In an interview carried by the government's Xinhua news agency, an unnamed official with the People's Bank of China said US dollars and government bonds are "an important part of China's foreign reserve investments."
China's US$1.3 trillion in foreign exchange reserves are the largest in the world and are believed to be comprised largely of dollar assets, potentially giving Beijing enormous sway over the dollar's value worldwide.
A report in the British newspaper the Daily Telegraph last week that quoted Chinese government economists as saying China would dump its dollar holdings in the event of a trade war with Washington added to jitters in stock markets already unnerved by volatility in US share markets.
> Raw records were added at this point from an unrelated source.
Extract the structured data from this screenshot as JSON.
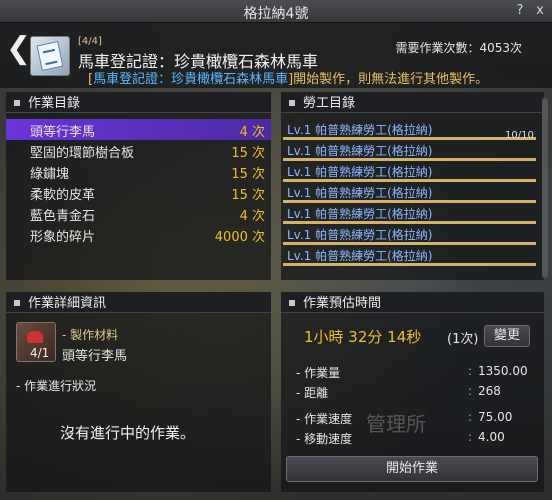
{
  "window": {
    "title": "格拉納4號",
    "help_icon": "?",
    "close_icon": "x"
  },
  "header": {
    "count": "[4/4]",
    "title": "馬車登記證：珍貴橄欖石森林馬車",
    "sub_prefix": "[",
    "sub_highlight": "馬車登記證：珍貴橄欖石森林馬車",
    "sub_suffix": "]開始製作，則無法進行其他製作。",
    "need_label": "需要作業次數：",
    "need_value": "4053次"
  },
  "work_list": {
    "title": "作業目錄",
    "items": [
      {
        "name": "頭等行李馬",
        "count": "4 次"
      },
      {
        "name": "堅固的環節樹合板",
        "count": "15 次"
      },
      {
        "name": "綠鏽塊",
        "count": "15 次"
      },
      {
        "name": "柔軟的皮革",
        "count": "15 次"
      },
      {
        "name": "藍色青金石",
        "count": "4 次"
      },
      {
        "name": "形象的碎片",
        "count": "4000 次"
      }
    ]
  },
  "worker_list": {
    "title": "勞工目錄",
    "counter": "10/10",
    "items": [
      {
        "name": "Lv.1 帕普熟練勞工(格拉納)"
      },
      {
        "name": "Lv.1 帕普熟練勞工(格拉納)"
      },
      {
        "name": "Lv.1 帕普熟練勞工(格拉納)"
      },
      {
        "name": "Lv.1 帕普熟練勞工(格拉納)"
      },
      {
        "name": "Lv.1 帕普熟練勞工(格拉納)"
      },
      {
        "name": "Lv.1 帕普熟練勞工(格拉納)"
      },
      {
        "name": "Lv.1 帕普熟練勞工(格拉納)"
      }
    ]
  },
  "detail": {
    "title": "作業詳細資訊",
    "material_label": "製作材料",
    "material_count": "4/1",
    "material_name": "頭等行李馬",
    "status_label": "作業進行狀況",
    "status_text": "沒有進行中的作業。"
  },
  "estimate": {
    "title": "作業預估時間",
    "time": "1小時 32分 14秒",
    "times": "(1次)",
    "change_button": "變更",
    "rows": [
      {
        "label": "作業量",
        "value": "1350.00"
      },
      {
        "label": "距離",
        "value": "268"
      },
      {
        "label": "作業速度",
        "value": "75.00"
      },
      {
        "label": "移動速度",
        "value": "4.00"
      }
    ],
    "start_button": "開始作業"
  },
  "watermark": "管理所"
}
Xinhua said the central banker's remarks were intended to counter reports in Western media that China "is threatening to carry out a sell-off of US dollars."
The People's Bank does not disclose the composition of its foreign exchange reserves, which have swelled in recent years as China's exports surged and investors poured money into the country to profit from an economy now in its fourth straight year of double-digit growth.
But the reserves have become a political issue both within China and between Beijing and Washington. As the US dollar has fallen in value, the People's Bank has come under pressure to diversify its holdings to maintain the value of the reserves and improve returns.